I had been watching the news on TV with a friend earlier this weekend, and was away from the set making a cup of tea when he called over to me and said, 'Rupert Murdoch must be thanking his lucky stars.'
The news, of course, was the bomb blast from Oslo, and anyone who has watched the news in the last forty-eight hours will know what happened next. Regular readers of my column will know that I have written in the past about my interest in the psychology of mass killings so I'll be preparing an entry on Anders Breivik later in the week (specifically because he does not fit the typical mass-killer profile, and evidence has since emerged suggesting that the killings were politically motivated.)
Amidst a maelstrom of confusion and contradictory reports about the scale of the killings abroad, on the same afternoon a small black bodybag left a house in Camden, and the reaction to Amy Winehouse's death has been less charitable than that afforded to those murdered on the tiny island retreat of Utoeya.
I will admit that I had never been Amy Winehouse's biggest fan. Sure, she could sing, but the talent belied a career that despite two well-received albums and five Grammy awards, never came close to scaling the heights that it could and should have done.
The thing that amazes me most since Winehouse's passing has been the campaign of vitriol towards her on Facebook and Twitter. I have seen posts actively celebrating her death and further comments encouraging Pete Doherty to join her. I have also seen comments suggesting that people who have posted positive things about her since her death should be ashamed to do so in the context of the Norwegian violence and the general state of the world at large. I feel that this misses the point somewhat.
So why does the death of a young and talented musician due to her self-destructive urges cause some of us to react in this manner? Part of the context of these comments reflects Winehouse's reported spending on drugs - suggested by some Sunday newspapers to be several thousand pounds a week - and money is typically a key factor that inspires jealousy in others.

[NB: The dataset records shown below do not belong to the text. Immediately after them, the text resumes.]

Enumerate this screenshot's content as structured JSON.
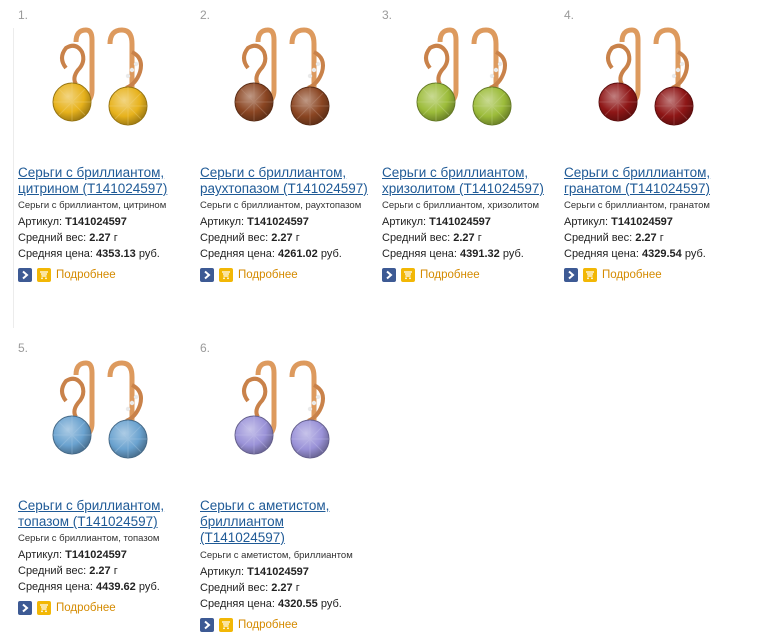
{
  "labels": {
    "article": "Артикул:",
    "weight": "Средний вес:",
    "price": "Средняя цена:",
    "more": "Подробнее"
  },
  "products": [
    {
      "num": "1.",
      "title_line1": "Серьги с бриллиантом,",
      "title_line2": "цитрином (Т141024597)",
      "title_line3": "",
      "desc": "Серьги с бриллиантом, цитрином",
      "article": "Т141024597",
      "weight": "2.27",
      "weight_unit": "г",
      "price": "4353.13",
      "currency": "руб.",
      "stone_color": "#e7b21c"
    },
    {
      "num": "2.",
      "title_line1": "Серьги с бриллиантом,",
      "title_line2": "раухтопазом (Т141024597)",
      "title_line3": "",
      "desc": "Серьги с бриллиантом, раухтопазом",
      "article": "Т141024597",
      "weight": "2.27",
      "weight_unit": "г",
      "price": "4261.02",
      "currency": "руб.",
      "stone_color": "#8a4522"
    },
    {
      "num": "3.",
      "title_line1": "Серьги с бриллиантом,",
      "title_line2": "хризолитом (Т141024597)",
      "title_line3": "",
      "desc": "Серьги с бриллиантом, хризолитом",
      "article": "Т141024597",
      "weight": "2.27",
      "weight_unit": "г",
      "price": "4391.32",
      "currency": "руб.",
      "stone_color": "#9cbc3a"
    },
    {
      "num": "4.",
      "title_line1": "Серьги с бриллиантом,",
      "title_line2": "гранатом (Т141024597)",
      "title_line3": "",
      "desc": "Серьги с бриллиантом, гранатом",
      "article": "Т141024597",
      "weight": "2.27",
      "weight_unit": "г",
      "price": "4329.54",
      "currency": "руб.",
      "stone_color": "#8e1616"
    },
    {
      "num": "5.",
      "title_line1": "Серьги с бриллиантом,",
      "title_line2": "топазом (Т141024597)",
      "title_line3": "",
      "desc": "Серьги с бриллиантом, топазом",
      "article": "Т141024597",
      "weight": "2.27",
      "weight_unit": "г",
      "price": "4439.62",
      "currency": "руб.",
      "stone_color": "#6aa2cf"
    },
    {
      "num": "6.",
      "title_line1": "Серьги с аметистом,",
      "title_line2": "бриллиантом",
      "title_line3": "(Т141024597)",
      "desc": "Серьги с аметистом, бриллиантом",
      "article": "Т141024597",
      "weight": "2.27",
      "weight_unit": "г",
      "price": "4320.55",
      "currency": "руб.",
      "stone_color": "#9a92d8"
    }
  ],
  "colors": {
    "link": "#1f5a96",
    "more": "#d48a00",
    "gold": "#dd9a5e"
  }
}
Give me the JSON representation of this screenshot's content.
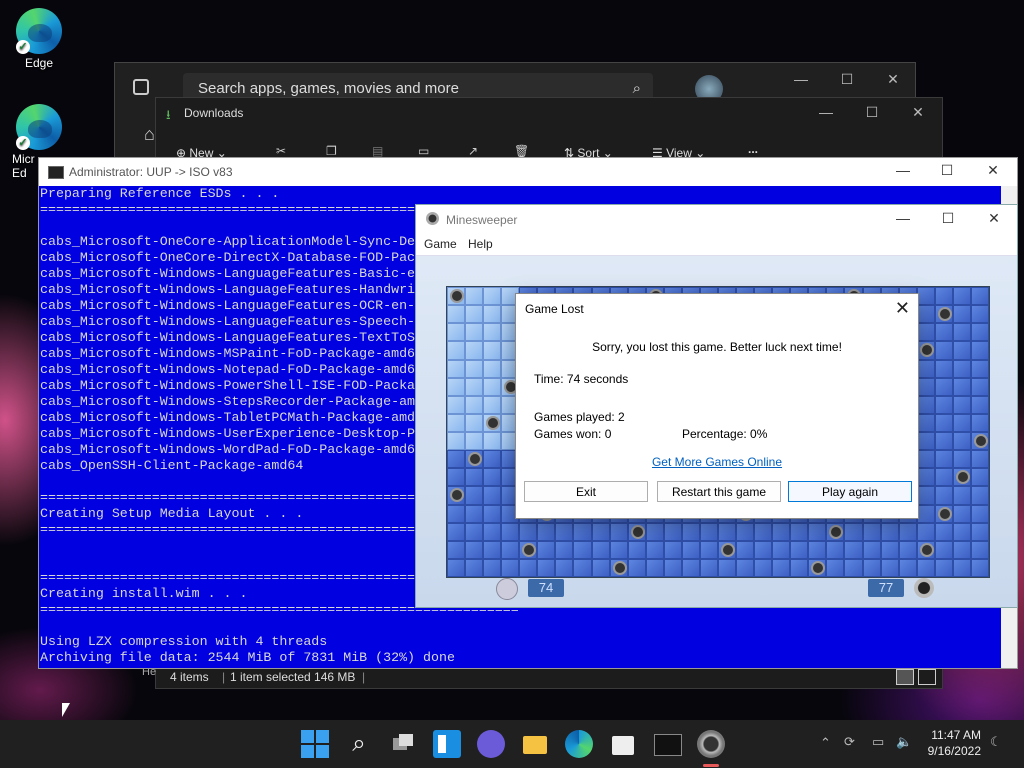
{
  "desktop": {
    "icons": [
      {
        "label": "Edge"
      },
      {
        "label": "Micr\nEd"
      }
    ]
  },
  "store": {
    "search_placeholder": "Search apps, games, movies and more"
  },
  "explorer": {
    "title": "Downloads",
    "toolbar": {
      "new": "New",
      "sort": "Sort",
      "view": "View",
      "more": "..."
    },
    "status": {
      "items": "4 items",
      "selected": "1 item selected  146 MB"
    },
    "hel": "Hel"
  },
  "cmd": {
    "title": "Administrator:  UUP -> ISO v83",
    "lines": [
      "Preparing Reference ESDs . . .",
      "============================================================",
      "",
      "cabs_Microsoft-OneCore-ApplicationModel-Sync-De",
      "cabs_Microsoft-OneCore-DirectX-Database-FOD-Pac",
      "cabs_Microsoft-Windows-LanguageFeatures-Basic-e",
      "cabs_Microsoft-Windows-LanguageFeatures-Handwri",
      "cabs_Microsoft-Windows-LanguageFeatures-OCR-en-",
      "cabs_Microsoft-Windows-LanguageFeatures-Speech-",
      "cabs_Microsoft-Windows-LanguageFeatures-TextToS",
      "cabs_Microsoft-Windows-MSPaint-FoD-Package-amd6",
      "cabs_Microsoft-Windows-Notepad-FoD-Package-amd6",
      "cabs_Microsoft-Windows-PowerShell-ISE-FOD-Packa",
      "cabs_Microsoft-Windows-StepsRecorder-Package-am",
      "cabs_Microsoft-Windows-TabletPCMath-Package-amd",
      "cabs_Microsoft-Windows-UserExperience-Desktop-P",
      "cabs_Microsoft-Windows-WordPad-FoD-Package-amd6",
      "cabs_OpenSSH-Client-Package-amd64",
      "",
      "============================================================",
      "Creating Setup Media Layout . . .",
      "============================================================",
      "",
      "",
      "============================================================",
      "Creating install.wim . . .",
      "============================================================",
      "",
      "Using LZX compression with 4 threads",
      "Archiving file data: 2544 MiB of 7831 MiB (32%) done"
    ]
  },
  "minesweeper": {
    "title": "Minesweeper",
    "menu": {
      "game": "Game",
      "help": "Help"
    },
    "time_counter": "74",
    "mines_counter": "77"
  },
  "dialog": {
    "title": "Game Lost",
    "message": "Sorry, you lost this game. Better luck next time!",
    "time": "Time: 74 seconds",
    "games_played": "Games played: 2",
    "games_won": "Games won: 0",
    "percentage": "Percentage: 0%",
    "link": "Get More Games Online",
    "buttons": {
      "exit": "Exit",
      "restart": "Restart this game",
      "play_again": "Play again"
    }
  },
  "taskbar": {
    "time": "11:47 AM",
    "date": "9/16/2022"
  },
  "colors": {
    "console_bg": "#0000e0",
    "accent": "#0078d7"
  }
}
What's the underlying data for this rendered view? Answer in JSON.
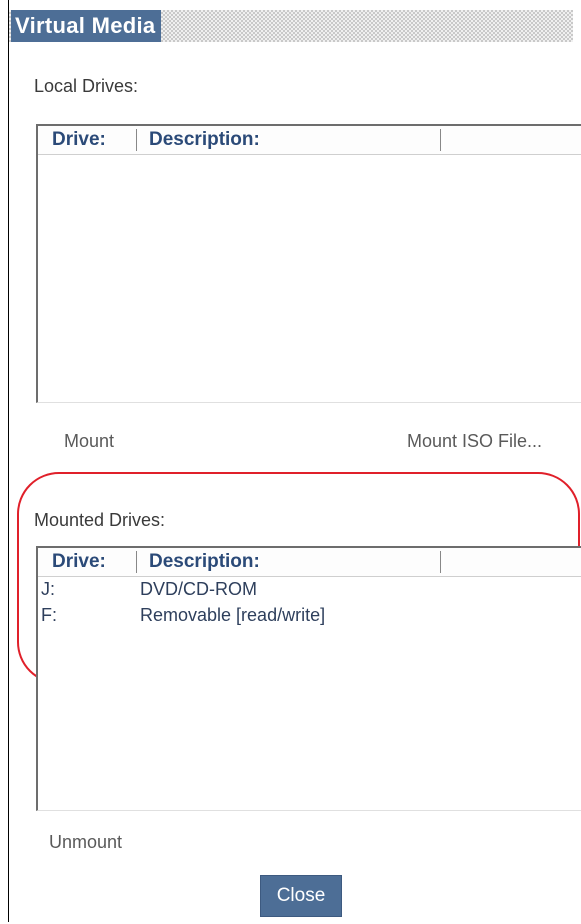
{
  "window": {
    "title": "Virtual Media"
  },
  "local_drives": {
    "label": "Local Drives:",
    "columns": [
      "Drive:",
      "Description:"
    ],
    "rows": []
  },
  "mount_button": "Mount",
  "mount_iso_button": "Mount ISO File...",
  "mounted_drives": {
    "label": "Mounted Drives:",
    "columns": [
      "Drive:",
      "Description:"
    ],
    "rows": [
      {
        "drive": "J:",
        "description": "DVD/CD-ROM"
      },
      {
        "drive": "F:",
        "description": "Removable [read/write]"
      }
    ]
  },
  "unmount_button": "Unmount",
  "close_button": "Close",
  "colors": {
    "title_bar": "#4d6e96",
    "header_text": "#2b4a78",
    "highlight": "#e0202a"
  }
}
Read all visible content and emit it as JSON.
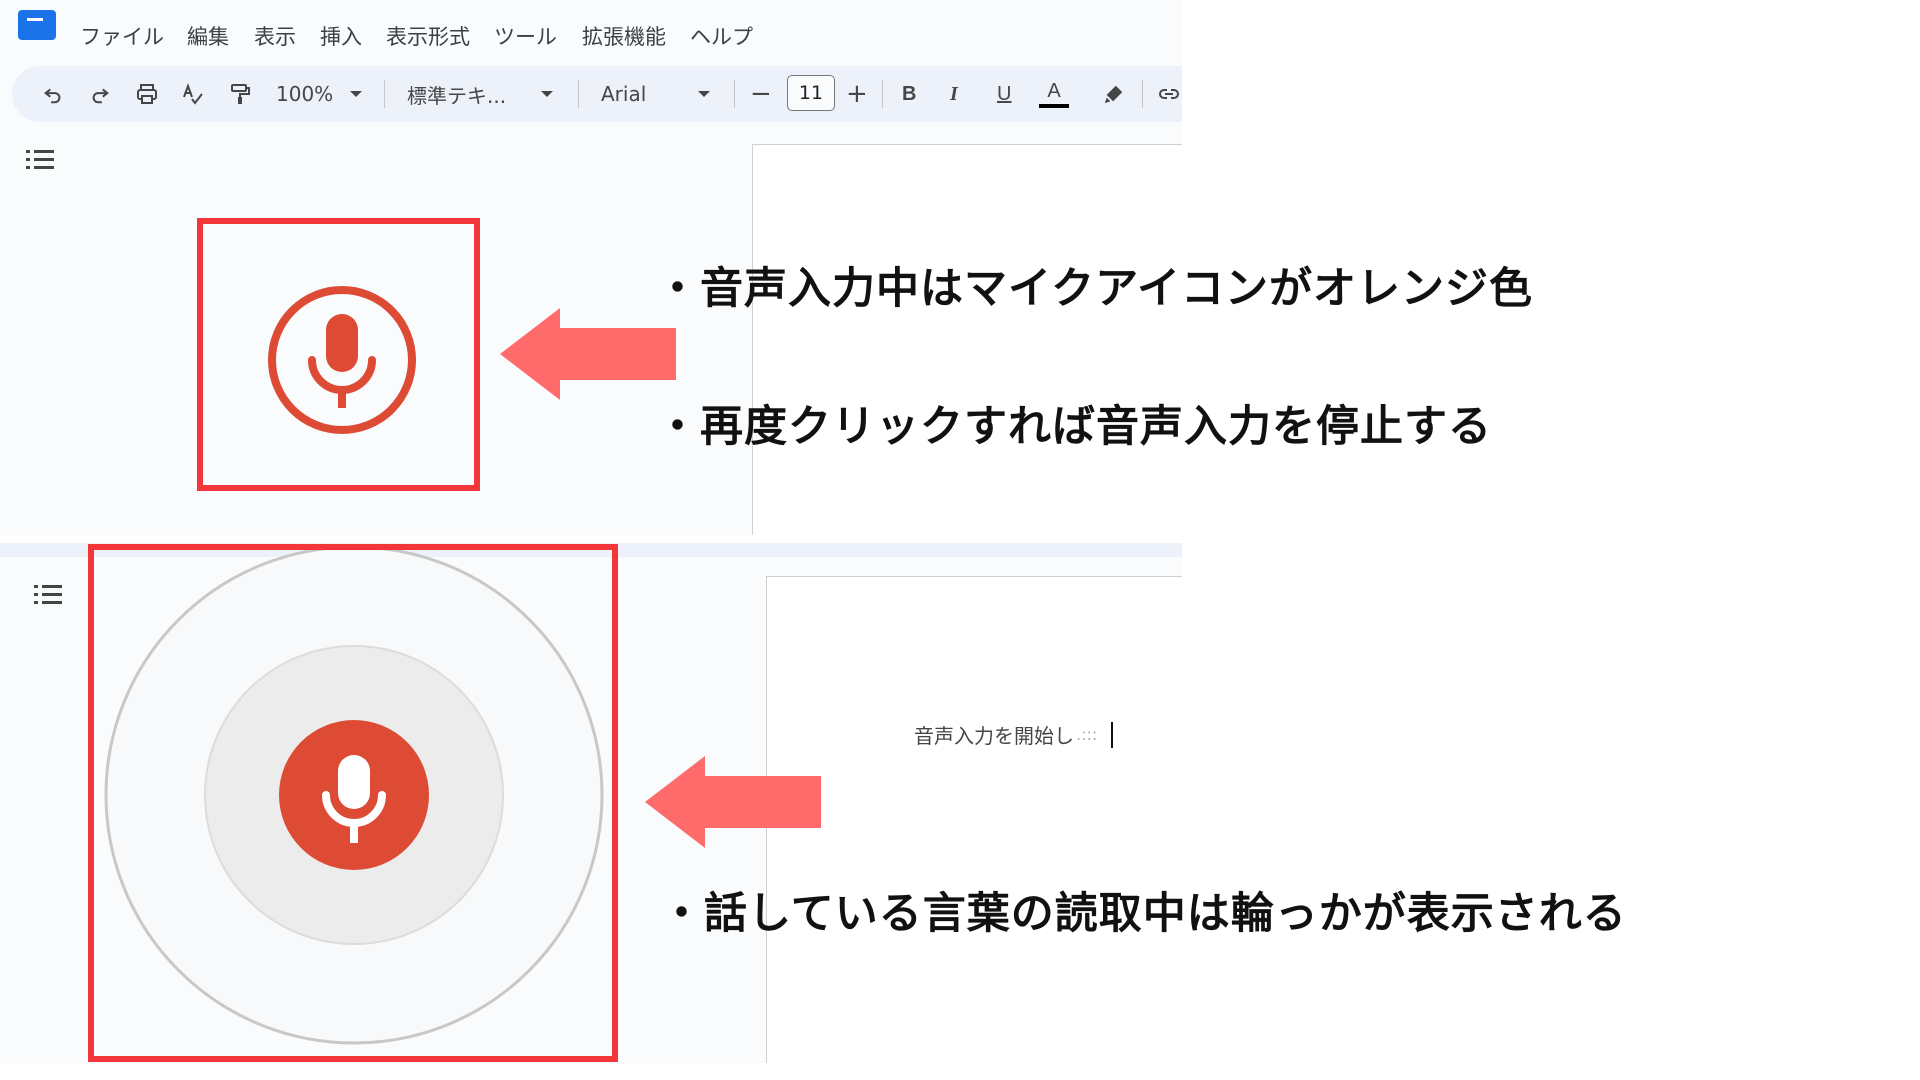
{
  "menu": {
    "items": [
      "ファイル",
      "編集",
      "表示",
      "挿入",
      "表示形式",
      "ツール",
      "拡張機能",
      "ヘルプ"
    ]
  },
  "toolbar": {
    "zoom": "100%",
    "style": "標準テキ...",
    "font": "Arial",
    "font_size": "11",
    "decrease_label": "−",
    "increase_label": "+",
    "bold_label": "B",
    "italic_label": "I",
    "underline_label": "U",
    "text_color_label": "A",
    "text_color": "#000000"
  },
  "document": {
    "dictation_text": "音声入力を開始し"
  },
  "annotations": {
    "line1": "・音声入力中はマイクアイコンがオレンジ色",
    "line2": "・再度クリックすれば音声入力を停止する",
    "line3": "・話している言葉の読取中は輪っかが表示される"
  },
  "colors": {
    "mic_active": "#dd4b34",
    "highlight_box": "#f2363a",
    "arrow": "#ff6b6b",
    "toolbar_bg": "#edf2fa",
    "canvas_bg": "#f9fbfd"
  },
  "icons": {
    "undo": "undo-icon",
    "redo": "redo-icon",
    "print": "print-icon",
    "spellcheck": "spellcheck-icon",
    "paint_format": "paint-format-icon",
    "highlighter": "highlighter-icon",
    "link": "link-icon",
    "outline": "outline-list-icon",
    "mic": "microphone-icon"
  }
}
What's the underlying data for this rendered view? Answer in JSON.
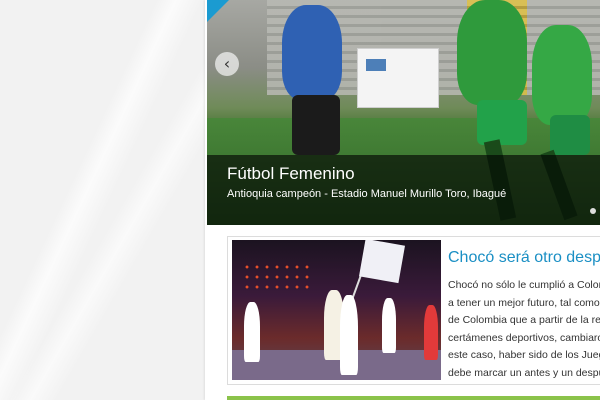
{
  "slider": {
    "title": "Fútbol Femenino",
    "subtitle": "Antioquia campeón - Estadio Manuel Murillo Toro, Ibagué",
    "prev_icon": "‹"
  },
  "article": {
    "title": "Chocó será otro despue",
    "lines": [
      "Chocó no sólo le cumplió a Colomb",
      "a tener un mejor futuro, tal como ha",
      "de Colombia que a partir de la real",
      "certámenes deportivos, cambiaron",
      "este caso, haber sido de los Juego",
      "debe marcar un antes y un despué"
    ]
  },
  "colors": {
    "accent": "#1a8fc4",
    "green_bar": "#8bc34a"
  }
}
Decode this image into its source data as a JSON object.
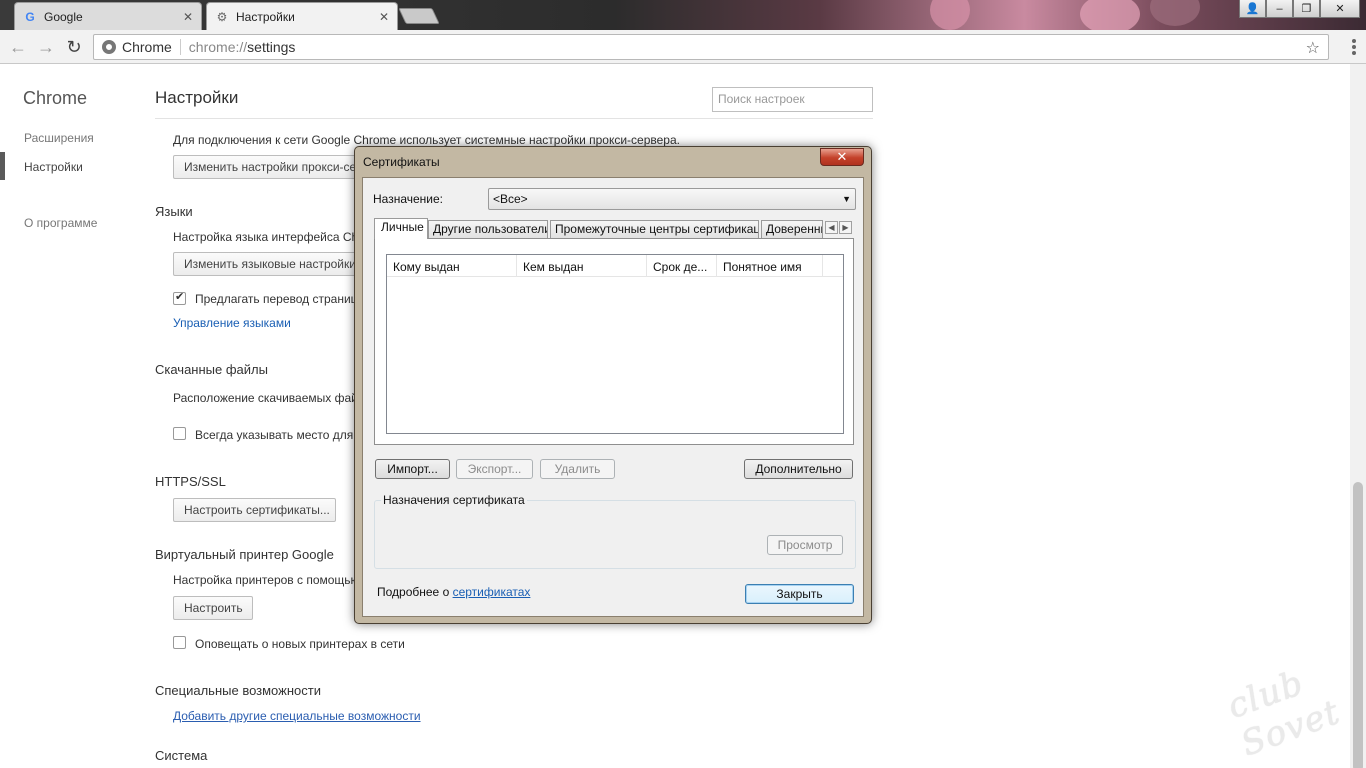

There is also the sense of wasted talent that some will view with intense frustration. Given the nature of her troubled personal life, it may be going too far to suggest that Winehouse was a role model, but as most of us do not share her talent, we feel that if those same opportunities had been afforded to us, we would have treated them in a more responsible fashion and been somehow more worthy of them. This sense of frustration then increases with every cancelled concert, poor stage performance and front-page newspaper appearance.
Of course, there is a key difference between Winehouse's death and those who died in Norway - a murder victim will naturally be viewed more sympathetically than someone who loses their life due to substance abuse (assuming that this turns out to be the case for Winehouse.) That said, there are similarities too - the sudden, shocking nature of the end, the youthfulness of those that died, the sense of needless waste and loss. Also, to many, the proximity of an British celebrity will naturally pique more interest than a number of anonymous deaths in a foreign country. Of course, to observe this is not a suggestion that those deaths are any less significant or worthy of our attention.
'Addiction is a primary, chronic disease of brain reward, motivation, memory and related circuitry. Without treatment or engagement in recovery activities, addiction is progressive and can result in disability or premature death.' These sentences are borrowed from the American Society of Addiction Medicine and would seem to me to be an accurate description of Winehouse's illness. They should force us to examine the assumption that one can overcome substance abuse and psychological dependence by simply applying willpower.
The purpose of this post is not to play down the significance of the terrible violence we have seen this weekend in Norway, or in any way to glorify or condone the actions that led to Amy Winehouse's demise. It is simply to remind us all that each person who has died in these separate tragedies is someone's son or daughter, and in death each of them deserves the same respect and dignity.